Realizing that someone fits into the second category is the scariest thing in the world, though. Typically, they’re one of my closest friends and confidantes. And they know details and nuances about me that I seldom share. I’m comfortable with them in a way that I am not around others and somehow I never fully realize them until its so blatantly obvious that I feel I have to address it.
I can think of very few instances when I’ve felt this way. The summer after I graduated high school, I spent several nights a week with Friend. We talked about everything from life to religion to law to love; and together we made mundane things–like shopping for a lamp–exciting. I knew from head to toe that I loved Friend, but I never bothered to say anything for several reasons:
- First and foremost, I was leaving. And I didn’t want to “dump-n-run,” to spill my heart knowing I could jump on a plane and fly away from the confrontation.
- I wanted there to be some sort of longevity. This one’s harder to explain… but in my head makes sense. I wanted to have a fair shot with Friend. And I knew that would never happen if I were 3,000 miles away. So I wanted to wait, live my life, and come back to him. If I still felt that way later, than fair shot. If not, well then no harm, no foul.

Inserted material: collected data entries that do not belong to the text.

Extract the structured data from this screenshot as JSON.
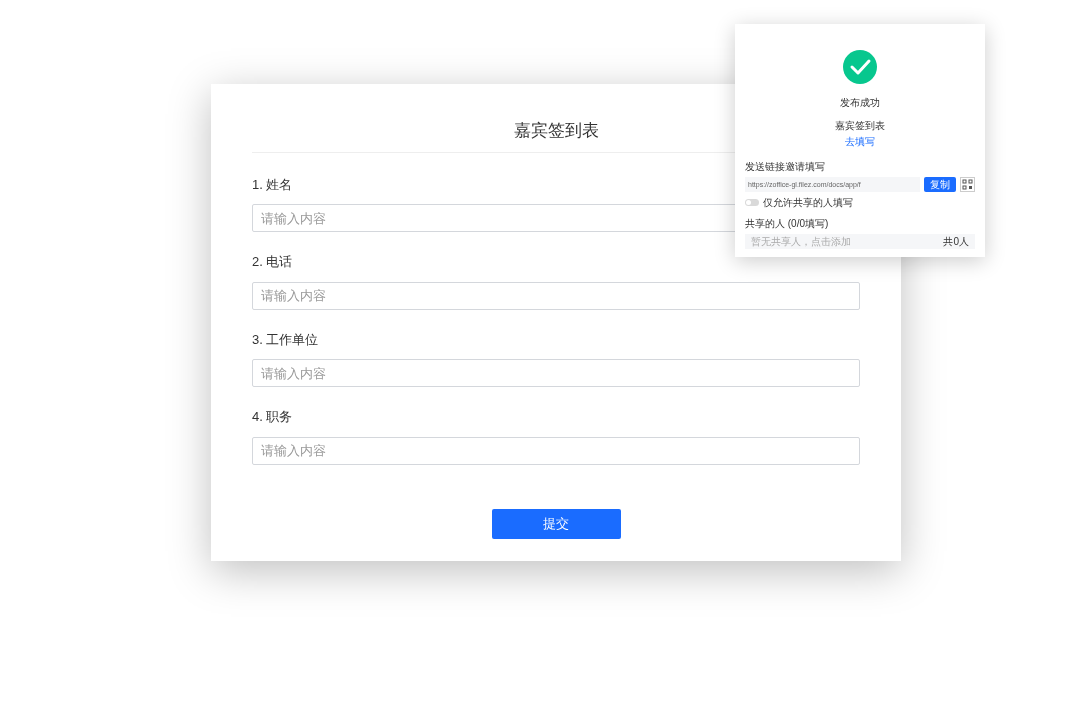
{
  "form": {
    "title": "嘉宾签到表",
    "questions": [
      {
        "label": "1. 姓名",
        "placeholder": "请输入内容"
      },
      {
        "label": "2. 电话",
        "placeholder": "请输入内容"
      },
      {
        "label": "3. 工作单位",
        "placeholder": "请输入内容"
      },
      {
        "label": "4. 职务",
        "placeholder": "请输入内容"
      }
    ],
    "submit": "提交"
  },
  "popup": {
    "status": "发布成功",
    "form_name": "嘉宾签到表",
    "fill_link": "去填写",
    "send_label": "发送链接邀请填写",
    "url": "https://zoffice-gl.filez.com/docs/app/f",
    "copy": "复制",
    "toggle": {
      "label": "仅允许共享的人填写",
      "on": false
    },
    "shared_label": "共享的人 (0/0填写)",
    "shared_hint": "暂无共享人，点击添加",
    "shared_count": "共0人"
  }
}
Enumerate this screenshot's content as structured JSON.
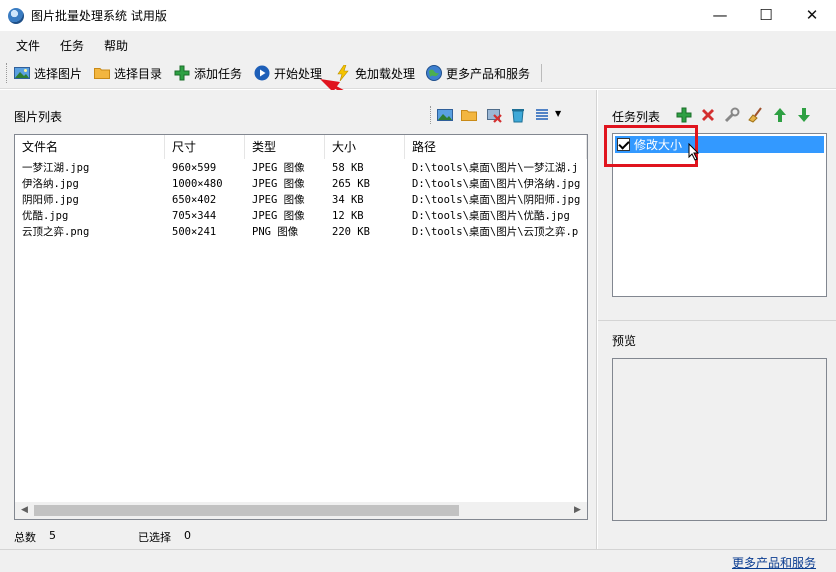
{
  "window": {
    "title": "图片批量处理系统 试用版",
    "controls": {
      "minimize": "—",
      "maximize": "☐",
      "close": "✕"
    }
  },
  "menu": [
    "文件",
    "任务",
    "帮助"
  ],
  "toolbar": {
    "select_image": "选择图片",
    "select_dir": "选择目录",
    "add_task": "添加任务",
    "start": "开始处理",
    "no_load": "免加载处理",
    "more_products": "更多产品和服务"
  },
  "image_list": {
    "title": "图片列表",
    "columns": [
      "文件名",
      "尺寸",
      "类型",
      "大小",
      "路径"
    ],
    "rows": [
      {
        "name": "一梦江湖.jpg",
        "size": "960×599",
        "type": "JPEG 图像",
        "bytes": "58 KB",
        "path": "D:\\tools\\桌面\\图片\\一梦江湖.j"
      },
      {
        "name": "伊洛纳.jpg",
        "size": "1000×480",
        "type": "JPEG 图像",
        "bytes": "265 KB",
        "path": "D:\\tools\\桌面\\图片\\伊洛纳.jpg"
      },
      {
        "name": "阴阳师.jpg",
        "size": "650×402",
        "type": "JPEG 图像",
        "bytes": "34 KB",
        "path": "D:\\tools\\桌面\\图片\\阴阳师.jpg"
      },
      {
        "name": "优酷.jpg",
        "size": "705×344",
        "type": "JPEG 图像",
        "bytes": "12 KB",
        "path": "D:\\tools\\桌面\\图片\\优酷.jpg"
      },
      {
        "name": "云顶之弈.png",
        "size": "500×241",
        "type": "PNG 图像",
        "bytes": "220 KB",
        "path": "D:\\tools\\桌面\\图片\\云顶之弈.p"
      }
    ]
  },
  "status": {
    "total_label": "总数",
    "total": "5",
    "selected_label": "已选择",
    "selected": "0"
  },
  "task_list": {
    "title": "任务列表",
    "items": [
      {
        "label": "修改大小",
        "checked": true
      }
    ]
  },
  "preview": {
    "title": "预览"
  },
  "footer": {
    "more_link": "更多产品和服务"
  },
  "colors": {
    "selection": "#3399ff",
    "annotation": "#e0141e",
    "panel": "#f0f0f0"
  }
}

- I wanted it to be “easy.” One thing Friend used to say is that real life relationships shouldn’t have to be work. You don’t hear stories of people who fought and fought and never were together and somehow lived happily ever after. No, you hear stories of people who met at a reasonable age, shared common values and decided to stick with each other.
Friend ended up doing the dump-n-run on me. Three thousand miles apart, with no history to crutch ourselves on, we never even had a chance. Things didn’t work out. And he ended up transitioning into the first category. We talked less frequently and less openly and my worst fear was realized: I lost my best friend.
So naturally, I’m scared out of my wits about coming to the belated realization that I’ve got another Category 2 Situation (that sounds so legit) on my hands. I can’t lose this one in any way shape and form. But I can’t let things turn stagnant either.
About a year ago, I wrote this post as a toast to the “nice guys” of the world. I was inspired by a ventfest in some Midwestern college paper and decided to share a bit of my own thoughts. I had someone in mind when I wrote it. And that someone can probably deduce from various references who they are. For some reason, I can’t give him a fake name. It just wouldn’t work or do him justice…
I think the “someday” I reference in that post is now. And, as always, the timing sucks. But it’s crazy to think about potential. And not his; I used to like guys because they had such promising potential, even if they were straight-up assholes in the present). He has potential, yes. But he also has everything else. And I’m betting he doesn’t even know.
It’s heartbreaking because the last thing in the world I want to do is hurt him. But the nature of the entire situation means that somebody gets hurt. There is no blame, nor any real resolution. Just hurt.
And while I’m struggling with this whole situation, the person that I typically turn to to talk everything out is the person I’m trying to give as much breathing and thinking room as possible. These are uncharted waters for me.